Watching Ordinary Decent Criminal - a those-crazy-gangsters take on the Martin Cahill story, bankrolled by Miramax and easily beaten to the screens by John Boorman's The General - I cannot help but bow my head in silent memory of the Great Oirish Actor Famine of 1998-1999.
That, of course, is the only logical explanation why a film about a notorious Irish gangster, set in Ireland, filmed in Ireland, directed by an Irishman and crewed in large part by Irish technicians, is so packed to the gunnels with, err, English and American thesps.
Kevin Spacey. Linda Fiorentino. Stephen Dillane. Patrick Malahide - all terrible variations on De Brogue.
Peter Mullan & David Hayman - a pair of Scots, they at least dialled down the shillelaghisms and kept to, you know, acting rather than impersonating.

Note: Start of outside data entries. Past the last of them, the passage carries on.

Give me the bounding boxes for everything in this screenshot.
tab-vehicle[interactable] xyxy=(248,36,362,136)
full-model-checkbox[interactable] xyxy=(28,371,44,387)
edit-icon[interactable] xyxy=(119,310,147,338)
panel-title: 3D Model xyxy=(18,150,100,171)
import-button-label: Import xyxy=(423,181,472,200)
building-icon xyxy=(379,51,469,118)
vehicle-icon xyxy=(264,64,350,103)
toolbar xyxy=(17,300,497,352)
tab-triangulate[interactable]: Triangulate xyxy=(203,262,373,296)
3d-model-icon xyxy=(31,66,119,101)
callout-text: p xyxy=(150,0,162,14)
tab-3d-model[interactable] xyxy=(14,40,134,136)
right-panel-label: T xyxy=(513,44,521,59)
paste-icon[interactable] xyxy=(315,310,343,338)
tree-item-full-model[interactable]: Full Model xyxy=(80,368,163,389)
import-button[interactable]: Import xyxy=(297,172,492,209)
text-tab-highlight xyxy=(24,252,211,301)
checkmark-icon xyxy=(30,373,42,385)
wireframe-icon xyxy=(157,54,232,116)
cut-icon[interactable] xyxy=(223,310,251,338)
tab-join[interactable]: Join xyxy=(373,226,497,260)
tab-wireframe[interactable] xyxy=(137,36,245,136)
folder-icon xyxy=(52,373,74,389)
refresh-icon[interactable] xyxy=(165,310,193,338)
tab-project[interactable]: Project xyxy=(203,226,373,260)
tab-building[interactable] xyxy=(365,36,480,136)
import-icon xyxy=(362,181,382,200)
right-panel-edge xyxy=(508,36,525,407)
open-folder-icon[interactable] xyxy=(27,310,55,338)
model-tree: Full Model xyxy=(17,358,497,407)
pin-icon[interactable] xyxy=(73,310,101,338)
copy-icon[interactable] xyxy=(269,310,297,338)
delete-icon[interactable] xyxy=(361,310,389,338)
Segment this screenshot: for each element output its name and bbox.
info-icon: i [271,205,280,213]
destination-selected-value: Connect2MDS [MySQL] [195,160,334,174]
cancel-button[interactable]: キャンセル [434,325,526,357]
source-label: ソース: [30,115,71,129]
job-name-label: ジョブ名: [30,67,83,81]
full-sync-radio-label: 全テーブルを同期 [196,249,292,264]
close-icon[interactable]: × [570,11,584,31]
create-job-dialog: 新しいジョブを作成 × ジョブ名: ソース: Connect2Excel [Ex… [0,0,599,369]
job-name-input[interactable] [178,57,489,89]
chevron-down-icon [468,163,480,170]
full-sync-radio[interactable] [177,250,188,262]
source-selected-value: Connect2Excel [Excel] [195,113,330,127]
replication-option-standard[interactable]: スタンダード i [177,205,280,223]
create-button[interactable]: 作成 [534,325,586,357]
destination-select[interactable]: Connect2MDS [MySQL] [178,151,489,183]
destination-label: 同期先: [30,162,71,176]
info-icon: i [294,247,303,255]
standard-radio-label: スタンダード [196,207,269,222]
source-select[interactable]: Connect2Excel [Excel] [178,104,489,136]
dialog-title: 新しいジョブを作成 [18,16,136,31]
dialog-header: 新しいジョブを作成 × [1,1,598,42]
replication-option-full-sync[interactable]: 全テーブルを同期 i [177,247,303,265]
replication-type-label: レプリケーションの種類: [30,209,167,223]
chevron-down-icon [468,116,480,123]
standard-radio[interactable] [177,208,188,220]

Vincent Regan - Welsh-born, but with Irish family and moved to Ireland as a teen. With him it's not the accent that's distracting, it's the bulgey-eye angry thing he's forced to do. “Fuck! Fuck! FUCK! FUUUCK!!!” etc.
And then... Helen Baxendale. An English-born, English-raised English actor who had trouble putting on an English accent in Friends. I'm sure you can guess how her Irish turned out.
With all this nonsense going on, no wonder no one objected to Colin Farrell. (And no complaints regarding Gerard McSorley's quick turn as a barrister, or Tim Loane as a Provo.)